By Jerry Davis
This post is part of an Aspen Institute Business & Society Program conversation series exploring ways to align the incentives of business and the capital markets with the long-term health of society. To learn more, visit www.aspeninstitute.org/bsp.
Dell’s (DELL) buyout is the latest in a series of firms leaving the public market. Since 1997, the number of American companies listed on stock markets has dropped by more than half, from more than 8,800 to roughly 4,100. Some firms leave the market due to mergers or going private (Dell), while many are delisted due to bankruptcy or liquidation (Circuit City, Borders, or Eastman Kodak).
But Dell’s buyout represents something bigger: The triumph of the virtual corporation.
Dell’s announcement coincided with the 20th anniversary of Business Week’s famous 1993 cover story on “The virtual corporation.” The virtual corporation was described as a temporary network of specialists that could be snapped together and re-configured like Lego pieces. Designers designed, manufacturers manufactured, marketers sold. The article was prescient in many ways, but missed out on one development: The growth of “turnkey” manufacturers in industries ranging from PCs to pet food.

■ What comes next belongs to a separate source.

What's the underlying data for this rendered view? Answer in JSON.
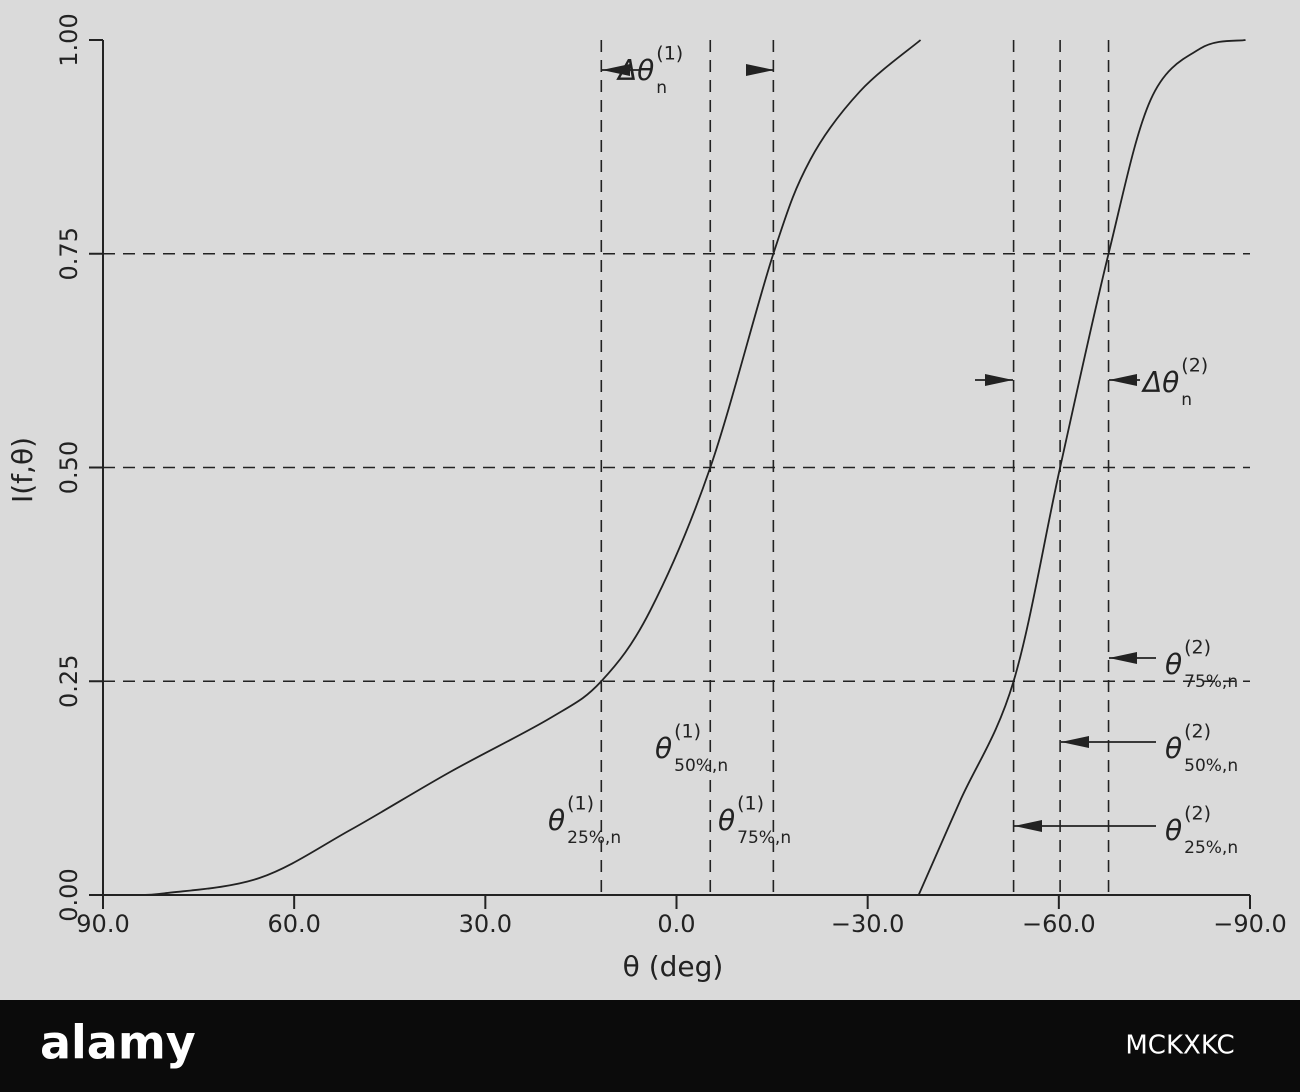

In the 1990s, companies like Ingram Micro and Flextronics took on the mundane tasks of assembly, supplier management, and distribution for many large PC makers — often manufacturing competing brands on the same assembly lines. During the 2000s, the vast majority of electronics assembly moved offshore. The numbers are stark: At the start of 2001, the Computer and Electronic Products industry had 1.9 million employees in the US. It now has fewer than 1.1 million — about as many as Foxconn alone empoys in China.